Chancellor Rachel Reeves has the potential to generate substantial revenue through tax reforms while staying true to Labour’s manifesto promises, according to prominent economists. The focus shifts to the upcoming Budget as Parliament resumes from the conference recess, highlighting the challenge of addressing a £20 billion to £30 billion deficit in public finances within the spending constraints.
The Institute for Fiscal Studies (IFS) suggests that although it would be a tough task, it is feasible for Reeves to raise significant funds without resorting to increasing VAT, income tax, or employees’ national insurance contributions, as pledged during the election. However, the IFS cautions that alternative tax-raising measures could have adverse effects on economic growth and welfare.
Among the proposals put forward by the IFS is the elimination of capital gains tax relief on death, potentially yielding £2.3 billion in 2029-30. Additionally, doubling the council tax rate for the top two property bands could raise £4.2 billion, with the option to offset this by reducing grants to local councils.
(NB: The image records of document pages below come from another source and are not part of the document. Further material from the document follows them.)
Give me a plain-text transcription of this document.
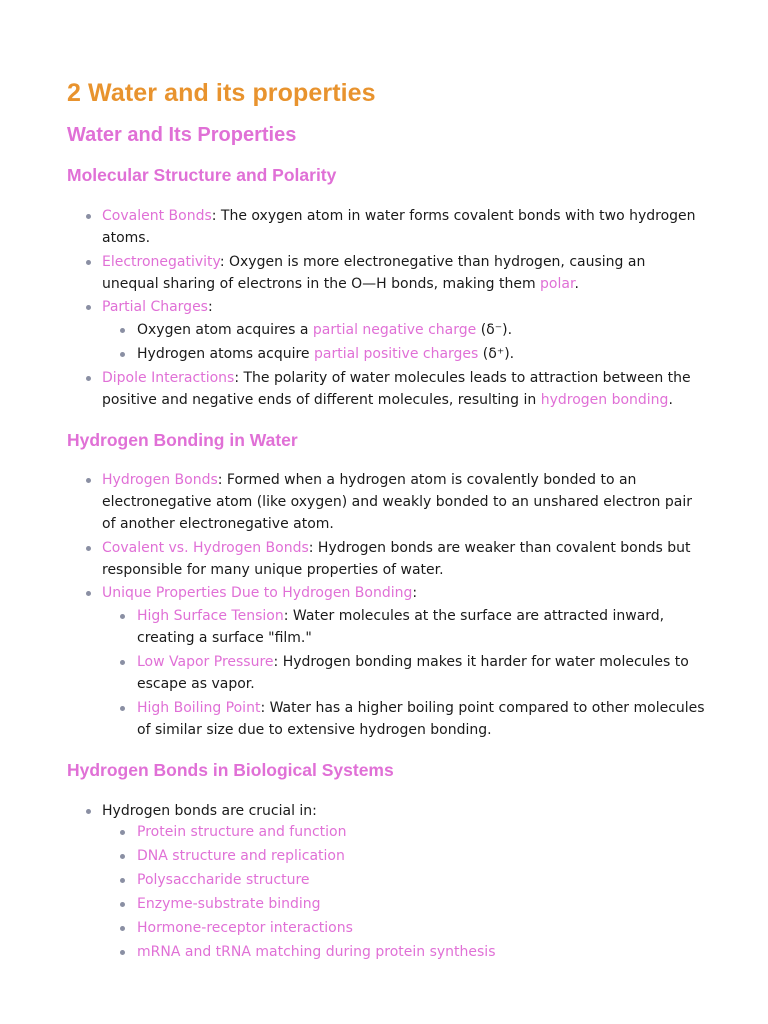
2 Water and its properties
Water and Its Properties
Molecular Structure and Polarity
Covalent Bonds: The oxygen atom in water forms covalent bonds with two hydrogen atoms.
Electronegativity: Oxygen is more electronegative than hydrogen, causing an unequal sharing of electrons in the O—H bonds, making them polar.
Partial Charges:
Oxygen atom acquires a partial negative charge (δ⁻).
Hydrogen atoms acquire partial positive charges (δ⁺).
Dipole Interactions: The polarity of water molecules leads to attraction between the positive and negative ends of different molecules, resulting in hydrogen bonding.
Hydrogen Bonding in Water
Hydrogen Bonds: Formed when a hydrogen atom is covalently bonded to an electronegative atom (like oxygen) and weakly bonded to an unshared electron pair of another electronegative atom.
Covalent vs. Hydrogen Bonds: Hydrogen bonds are weaker than covalent bonds but responsible for many unique properties of water.
Unique Properties Due to Hydrogen Bonding:
High Surface Tension: Water molecules at the surface are attracted inward, creating a surface "film."
Low Vapor Pressure: Hydrogen bonding makes it harder for water molecules to escape as vapor.
High Boiling Point: Water has a higher boiling point compared to other molecules of similar size due to extensive hydrogen bonding.
Hydrogen Bonds in Biological Systems
Hydrogen bonds are crucial in:
Protein structure and function
DNA structure and replication
Polysaccharide structure
Enzyme-substrate binding
Hormone-receptor interactions
mRNA and tRNA matching during protein synthesis
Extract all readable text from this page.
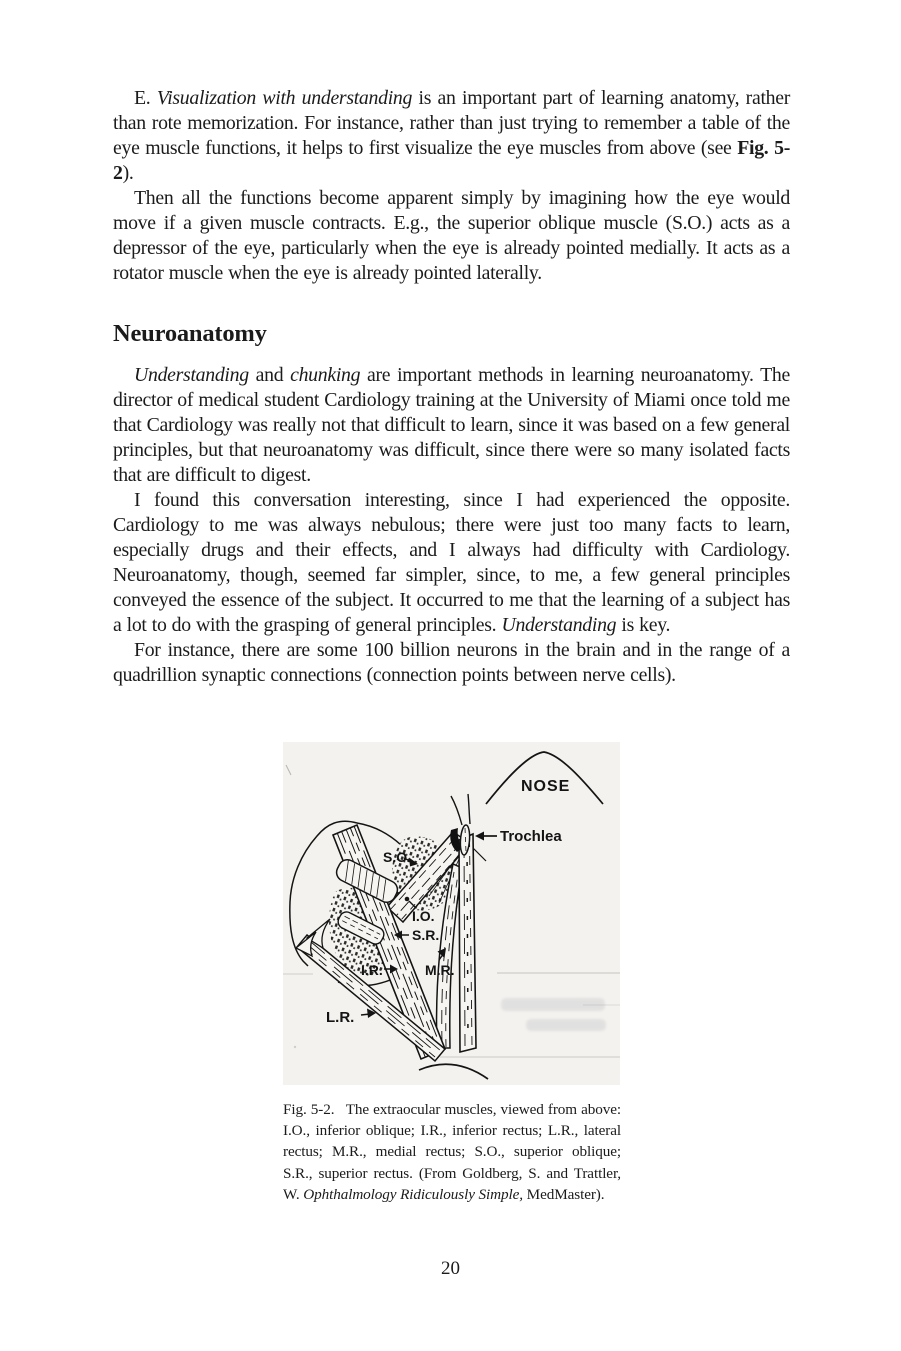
E. Visualization with understanding is an important part of learning anatomy, rather than rote memorization. For instance, rather than just trying to remember a table of the eye muscle functions, it helps to first visualize the eye muscles from above (see Fig. 5-2).

Then all the functions become apparent simply by imagining how the eye would move if a given muscle contracts. E.g., the superior oblique muscle (S.O.) acts as a depressor of the eye, particularly when the eye is already pointed medially. It acts as a rotator muscle when the eye is already pointed laterally.

Neuroanatomy

Understanding and chunking are important methods in learning neuroanatomy. The director of medical student Cardiology training at the University of Miami once told me that Cardiology was really not that difficult to learn, since it was based on a few general principles, but that neuroanatomy was difficult, since there were so many isolated facts that are difficult to digest.

I found this conversation interesting, since I had experienced the opposite. Cardiology to me was always nebulous; there were just too many facts to learn, especially drugs and their effects, and I always had difficulty with Cardiology. Neuroanatomy, though, seemed far simpler, since, to me, a few general principles conveyed the essence of the subject. It occurred to me that the learning of a subject has a lot to do with the grasping of general principles. Understanding is key.

For instance, there are some 100 billion neurons in the brain and in the range of a quadrillion synaptic connections (connection points between nerve cells).

NOSE
Trochlea
S.O.
I.O.
S.R.
I.R.	M.R.
L.R.
Fig. 5-2.  The extraocular muscles, viewed from above: I.O., inferior oblique; I.R., inferior rectus; L.R., lateral rectus; M.R., medial rectus; S.O., superior oblique; S.R., superior rectus. (From Goldberg, S. and Trattler, W. Ophthalmology Ridiculously Simple, MedMaster).
20
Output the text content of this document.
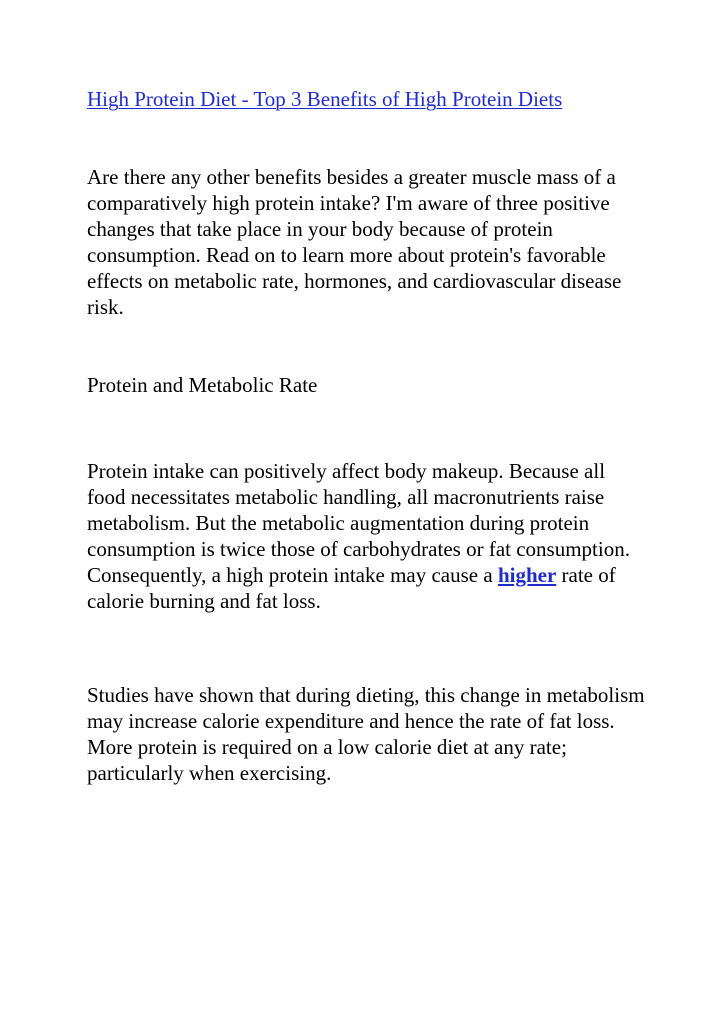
High Protein Diet - Top 3 Benefits of High Protein Diets

Are there any other benefits besides a greater muscle mass of a comparatively high protein intake? I'm aware of three positive changes that take place in your body because of protein consumption. Read on to learn more about protein's favorable effects on metabolic rate, hormones, and cardiovascular disease risk.

Protein and Metabolic Rate

Protein intake can positively affect body makeup. Because all food necessitates metabolic handling, all macronutrients raise metabolism. But the metabolic augmentation during protein consumption is twice those of carbohydrates or fat consumption. Consequently, a high protein intake may cause a higher rate of calorie burning and fat loss.

Studies have shown that during dieting, this change in metabolism may increase calorie expenditure and hence the rate of fat loss. More protein is required on a low calorie diet at any rate; particularly when exercising.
Extending the freeze on personal tax thresholds, including national insurance, could generate approximately £10.4 billion annually by 2029-30, but this may conflict with Labour’s commitment not to increase taxes for the working population. The IFS also advises against limiting income tax relief on pension contributions and warns against implementing an annual wealth tax, a proposal advocated by some left-wing MPs.
Isaac Delestre, a senior research economist at the IFS, emphasizes the importance of broader tax system reforms to prevent adverse economic impacts. He urges the Chancellor to embrace meaningful changes in the Budget to create a fairer and more efficient tax system that fosters prosperity and well-being for taxpayers.